Riset Ecoton: Mikroplastik Ditemukan di Air Ketuban 42 Ibu Melahirkan di Gresik
Mikroplastik ditemukan dalam air ketuban 42 ibu melahirkan di Gresik, Jawa Timur. Ini berdasarkan penelitian terbaru Ecoton Foundation bersama Fakultas Kedokteran Universitas Airlangga dan Lab FTIR Universitas Islam Negeri Sunan Ampel Surabaya.
Penelitian tersebut menemukan sebanyak 40,5 persen mikroplastik yang ditemukan dalam air ketuban berjenis polyethylene (PE), bahan yang umum digunakan pada kresek, botol plastik, kemasan makanan, gelas minuman panas, atau mika sekali pakai.
Sedangkan sisanya beragam, yaitu mikroplastik polyisobutylene 16,7 persen; polyphenylene Sulfide 7,1 persen; PET-Like 7,1 persen; dan polypropylene 9,5 persen.
Semakin sering ibu hamil menggunakan plastik sekali pakai, maka semakin tinggi pula paparan mikroplastik pada janin.
Dampak mikroplastik terhadap janin tidak bisa dipandang remeh. Kepala Laboratorium ECOTON Rafika Aprilianti menjelaskan, mikroplastik dalam ketuban dapat memengaruhi pertumbuhan janin.

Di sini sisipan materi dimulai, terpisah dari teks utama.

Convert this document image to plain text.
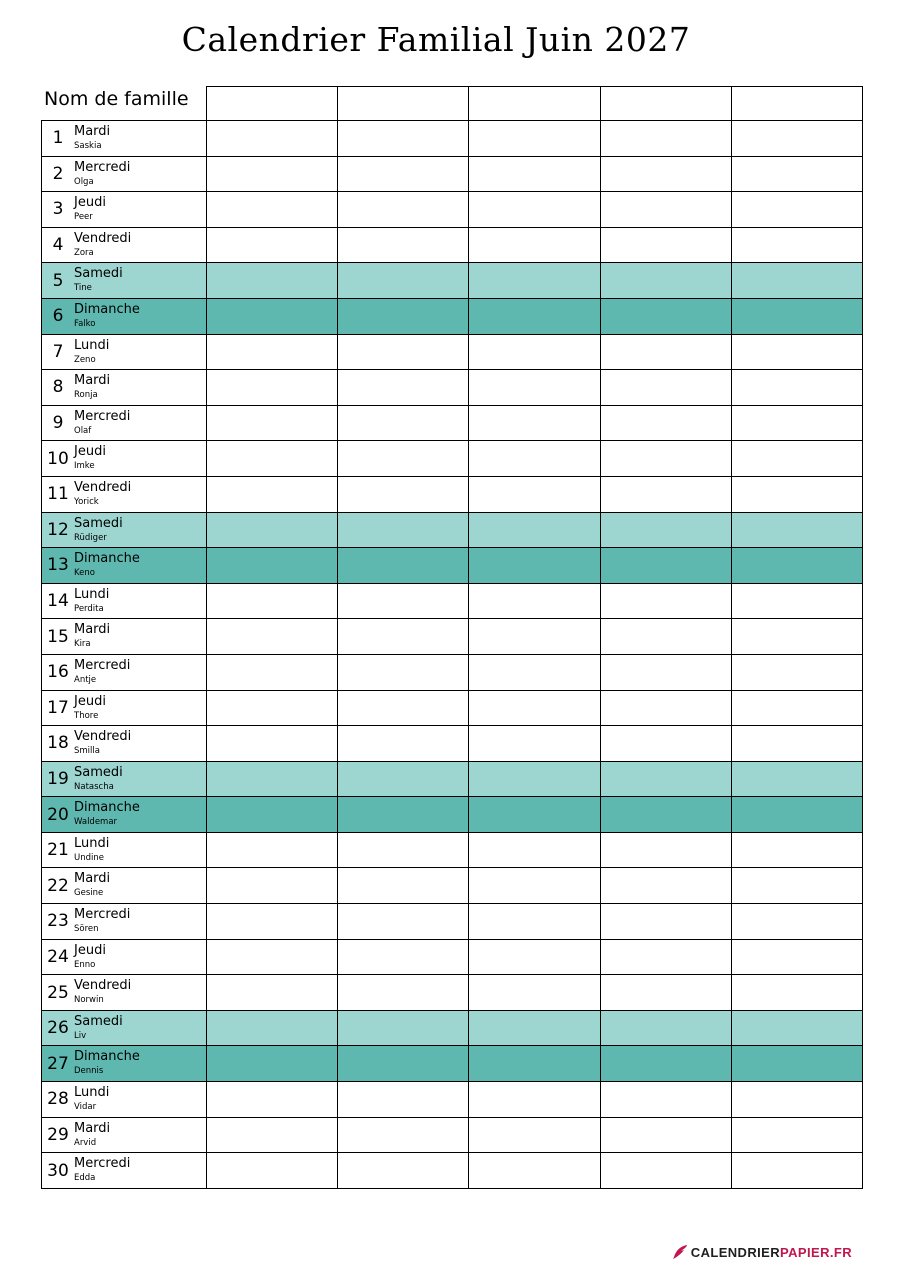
Calendrier Familial Juin 2027
Nom de famille
1 Mardi
Saskia
2 Mercredi
Olga
3 Jeudi
Peer
4 Vendredi
Zora
5 Samedi
Tine
6 Dimanche
Falko
7 Lundi
Zeno
8 Mardi
Ronja
9 Mercredi
Olaf
10 Jeudi
Imke
11 Vendredi
Yorick
12 Samedi
Rüdiger
13 Dimanche
Keno
14 Lundi
Perdita
15 Mardi
Kira
16 Mercredi
Antje
17 Jeudi
Thore
18 Vendredi
Smilla
19 Samedi
Natascha
20 Dimanche
Waldemar
21 Lundi
Undine
22 Mardi
Gesine
23 Mercredi
Sören
24 Jeudi
Enno
25 Vendredi
Norwin
26 Samedi
Liv
27 Dimanche
Dennis
28 Lundi
Vidar
29 Mardi
Arvid
30 Mercredi
Edda
CALENDRIER PAPIER.FR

“Ada korelasi kuat antara keberadaan partikel plastik dengan peningkatan Malondialdehide (MDA), yaitu penanda peradangan yang bisa mengganggu perkembangan janin,” kata Rafika, dalam keterangan resmi dikutip pada Jumat (27/2).
Selain dapat menyebabkan peradangan, partikel kecil itu dapat memicu stres pada sel-sel tubuh, merusak atau mematikan sel, serta mengganggu kerja plasenta. Padahal, plasenta merupakan jalur kehidupan bagi janin. Bila fungsinya terganggu, pertumbuhan janin rentan terlambat, memicu kelahiran prematur, serta menyebabkan tekanan darah tinggi pada ibu.

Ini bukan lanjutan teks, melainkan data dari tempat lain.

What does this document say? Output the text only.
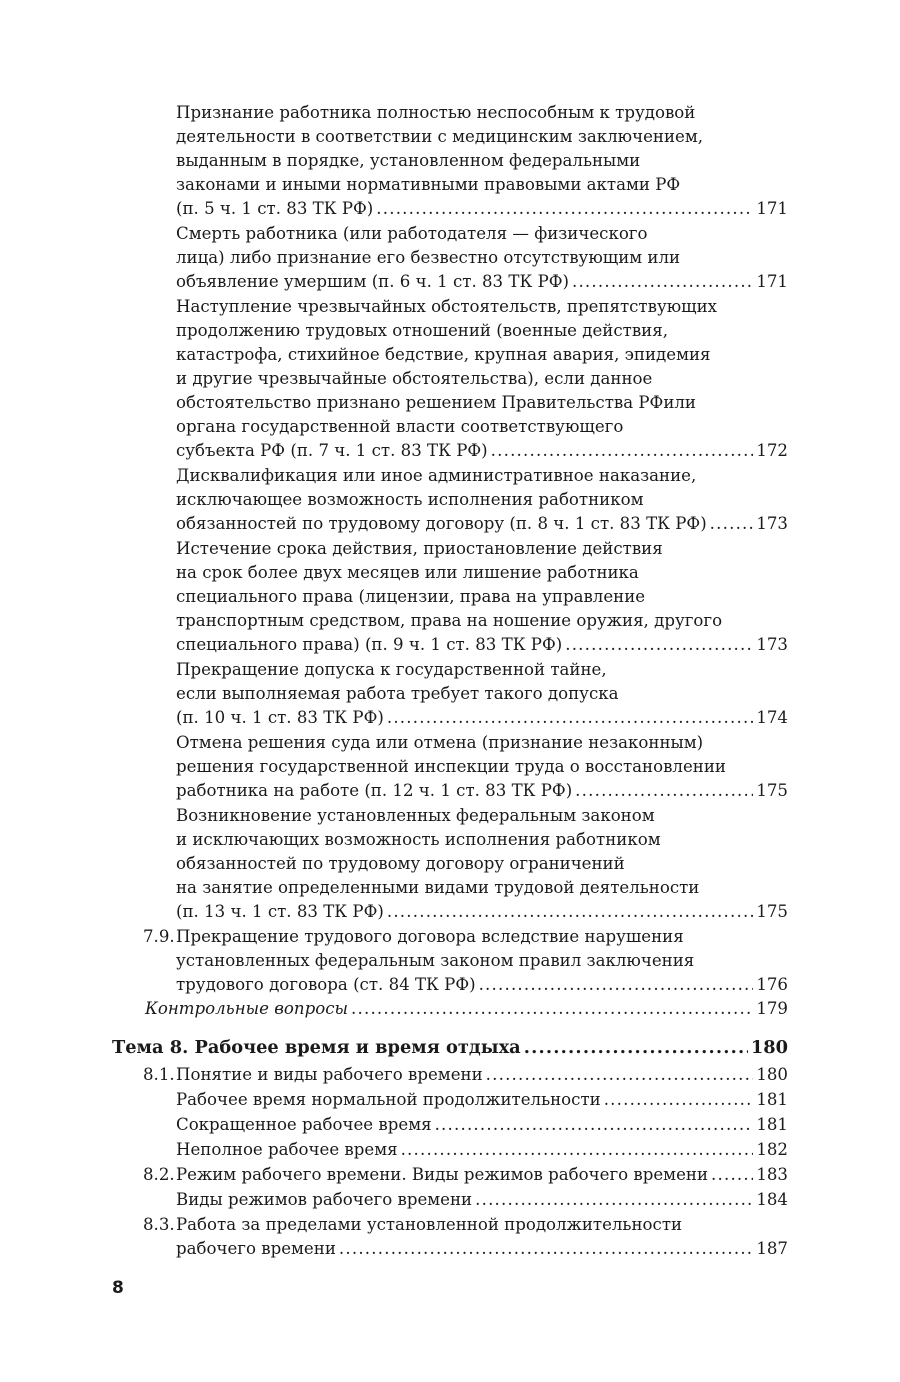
Признание работника полностью неспособным к трудовой
деятельности в соответствии с медицинским заключением,
выданным в порядке, установленном федеральными
законами и иными нормативными правовыми актами РФ
(п. 5 ч. 1 ст. 83 ТК РФ) .....	171
Смерть работника (или работодателя — физического
лица) либо признание его безвестно отсутствующим или
объявление умершим (п. 6 ч. 1 ст. 83 ТК РФ) .....	171
Наступление чрезвычайных обстоятельств, препятствующих
продолжению трудовых отношений (военные действия,
катастрофа, стихийное бедствие, крупная авария, эпидемия
и другие чрезвычайные обстоятельства), если данное
обстоятельство признано решением Правительства РФили
органа государственной власти соответствующего
субъекта РФ (п. 7 ч. 1 ст. 83 ТК РФ) .....	172
Дисквалификация или иное административное наказание,
исключающее возможность исполнения работником
обязанностей по трудовому договору (п. 8 ч. 1 ст. 83 ТК РФ) .....	173
Истечение срока действия, приостановление действия
на срок более двух месяцев или лишение работника
специального права (лицензии, права на управление
транспортным средством, права на ношение оружия, другого
специального права) (п. 9 ч. 1 ст. 83 ТК РФ) .....	173
Прекращение допуска к государственной тайне,
если выполняемая работа требует такого допуска
(п. 10 ч. 1 ст. 83 ТК РФ) .....	174
Отмена решения суда или отмена (признание незаконным)
решения государственной инспекции труда о восстановлении
работника на работе (п. 12 ч. 1 ст. 83 ТК РФ) .....	175
Возникновение установленных федеральным законом
и исключающих возможность исполнения работником
обязанностей по трудовому договору ограничений
на занятие определенными видами трудовой деятельности
(п. 13 ч. 1 ст. 83 ТК РФ) .....	175
7.9. Прекращение трудового договора вследствие нарушения
установленных федеральным законом правил заключения
трудового договора (ст. 84 ТК РФ) .....	176
Контрольные вопросы .....	179
Тема 8. Рабочее время и время отдыха .....	180
8.1. Понятие и виды рабочего времени .....	180
Рабочее время нормальной продолжительности .....	181
Сокращенное рабочее время .....	181
Неполное рабочее время .....	182
8.2. Режим рабочего времени. Виды режимов рабочего времени .....	183
Виды режимов рабочего времени .....	184
8.3. Работа за пределами установленной продолжительности
рабочего времени .....	187
8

Dalam beberapa studi yang dihimpun Ecoton, mikroplastik tak hanya ditemukan di air ketuban, tetapi juga ditemukan di kulit, testis dan sperma, plasenta, ASI, darah, tulang, paru-paru, hati dan ginjal, hingga otak manusia.
Indonesia Juara Satu Konsumsi Mikroplastik
Berdasarkan hasil studi jurnal Environmental Science & Technology 2024, masyarakat Indonesia paling banyak mengonsumsi mikroplastik di dunia, rata-rata 15 gram per bulan. Ini kurang lebih setara satu kartu ATM.
Mikroplastik merupakan partikel plastik berukuran kurang dari 5 mm. Plastik dapat terdegradasi menjadi mikroplastik maupun nanoplastik karena paparan panas, radiasi ultraviolet, atau gesekan mekanis.
Hasil degradasi itu kemudian bisa masuk ke dalam tubuh manusia melalui berbagai jalur, baik udara, air, maupun konsumsi makanan.
Mengutip Ecoton, plastik mengandung lebih dari 16.000 bahan kimia dengan ribuan di antaranya bersifat berbahaya. Sekitar 4.219 bahan kimia tersebut digolongkan sebagai bahan kimia yang berpotensi membahayakan kesehatan manusia serta lingkungan.